De buren van onze voorouders

door

Frederik Kortlandt


De mens is een pratend dier. Wanneer de Ministerraad vergadert, wordt er gepraat. Wanneer het Bestuur van NWO bijeenkomt, wordt er gepraat. Als U vanavond thuiskomt, wordt er hoogstwaarschijnlijk gepraat. En zo gaat dat maar door, de hele dag. Al dat gepraat kan belangrijke gevolgen hebben, ook voor mensen die daar helemaal niet bij betrokken zijn. Het gekke is dat wij eigenlijk nauwelijks weten hoe dat komt.

Volgens de meest gangbare opvatting is onze taal een instrument dat wij gebruiken. Daar zit veel waars in. Het is wel zo gemakkelijk wanneer wij iemand kunnen vragen om het zout even door te geven. Het bestaan van een taal maakt het ook een stuk makkelijker om iemand uit te leggen waarom hij belasting moet betalen. De moderne samenleving zou ondenkbaar zijn zonder voortdurend taalgebruik, in de eerste plaats om de cohesie van de maatschappij te handhaven en te versterken.

Maar dat is maar een deel van het verhaal. Onze taal dient ook om uitdrukking te geven aan gedachten en gevoelens. Wij willen anderen graag op de hoogte stellen van wat er in ons omgaat. Daarvoor heb je trouwens helemaal geen luisteraar nodig, want wij willen dat ook graag aan onszelf duidelijk maken. Taal is er niet alleen voor de sociale interactie, maar ook voor de individuele expressie.

Deze twee doeleinden kunnen op gespannen voet met elkaar staan. Als je iemand duidelijk wilt maken wat je bedoelt, moet je ervoor zorgen dat je taalgebruik afgestemd is op de luisteraar, want anders komt de boodschap niet over. Maar als je uitdrukking wilt geven aan individuele ervaringen, ligt het voor de hand dat je zoekt naar een vorm die het individuele karakter van die ervaringen weerspiegelt. Zo is het taalgebruik van een mens gevangen tussen enerzijds de collectieve norm van de groep waar hij thuishoort en verstaan wil worden, en anderzijds de individuele mogelijkheden waarover hij beschikt en waarmee hij zich binnen een groep kan profileren.

Maar ook dat is nog maar een deel van het verhaal. Het is namelijk de vraag of onze taal alleen een instrument is dat wij kunnen gebruiken voor onze sociale interactie en individuele expressie. Het is immers een bekend verschijnsel dat mensen zich soms laten meeslepen door hun eigen woorden en zich kunnen laten verleiden tot uitspraken die zij helemaal niet willen doen.
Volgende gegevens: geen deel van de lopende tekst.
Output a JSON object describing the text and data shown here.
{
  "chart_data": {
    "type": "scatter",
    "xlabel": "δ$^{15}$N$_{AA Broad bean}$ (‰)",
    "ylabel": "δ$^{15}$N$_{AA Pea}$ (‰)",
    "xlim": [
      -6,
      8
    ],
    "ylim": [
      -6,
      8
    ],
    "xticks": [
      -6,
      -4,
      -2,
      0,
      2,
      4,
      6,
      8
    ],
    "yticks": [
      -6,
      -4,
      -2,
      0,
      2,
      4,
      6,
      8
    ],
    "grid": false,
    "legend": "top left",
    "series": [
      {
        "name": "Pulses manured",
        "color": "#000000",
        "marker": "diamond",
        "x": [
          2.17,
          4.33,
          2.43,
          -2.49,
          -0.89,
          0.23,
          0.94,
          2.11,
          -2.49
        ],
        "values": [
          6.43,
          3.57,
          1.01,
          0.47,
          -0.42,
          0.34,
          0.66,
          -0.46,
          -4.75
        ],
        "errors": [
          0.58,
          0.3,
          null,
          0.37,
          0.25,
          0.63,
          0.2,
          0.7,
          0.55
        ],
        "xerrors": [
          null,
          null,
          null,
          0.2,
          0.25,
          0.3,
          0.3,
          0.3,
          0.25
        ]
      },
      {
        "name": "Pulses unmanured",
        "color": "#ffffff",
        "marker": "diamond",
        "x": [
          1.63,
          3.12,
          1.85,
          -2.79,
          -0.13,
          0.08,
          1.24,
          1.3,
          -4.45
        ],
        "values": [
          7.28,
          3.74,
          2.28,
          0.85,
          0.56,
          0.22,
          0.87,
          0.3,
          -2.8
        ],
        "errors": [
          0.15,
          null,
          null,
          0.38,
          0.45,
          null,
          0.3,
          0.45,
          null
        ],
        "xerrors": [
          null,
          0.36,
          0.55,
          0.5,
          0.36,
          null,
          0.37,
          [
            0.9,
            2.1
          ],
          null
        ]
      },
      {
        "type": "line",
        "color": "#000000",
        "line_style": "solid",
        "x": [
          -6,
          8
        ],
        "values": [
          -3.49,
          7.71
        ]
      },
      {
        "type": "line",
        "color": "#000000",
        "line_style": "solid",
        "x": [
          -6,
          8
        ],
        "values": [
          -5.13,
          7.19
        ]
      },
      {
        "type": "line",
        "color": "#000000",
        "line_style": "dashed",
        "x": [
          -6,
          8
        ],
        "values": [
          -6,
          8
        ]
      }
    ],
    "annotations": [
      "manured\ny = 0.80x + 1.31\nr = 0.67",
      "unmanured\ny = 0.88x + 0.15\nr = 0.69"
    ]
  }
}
Het lijkt alsof er dan een autonoom proces op gang komt, waarbij de mensen zichzelf niet meer in de hand hebben. Hoe dat komt, weten we niet, maar het is duidelijk dat de opvatting van taal als communicatiemiddel hier te kort schiet.

Niet alleen het gedrag van de spreker, maar ook het gedrag van de luisteraar kan soms moeilijk in termen van communicatie begrepen worden. Woorden kunnen iemand diep treffen. Ook in de meest primitieve culturen is een strategisch gekozen woord vaak effectiever dan fysiek geweld en kan een ongelukkige woordkeuze iemand dieper raken dan een stevige klap. Het interessante is vooral dat dit effect niets te maken heeft met de vraag of er sprake is van een ware mededeling of van een toepasselijke karakterisering, of zelfs maar van een logische gedachte: dat doet er namelijk helemaal niets toe. Voor de betrokkene telt alleen dat hij zich aangesproken voelt, en hoe dat komt, is voor een buitenstaander soms moeilijk na te gaan.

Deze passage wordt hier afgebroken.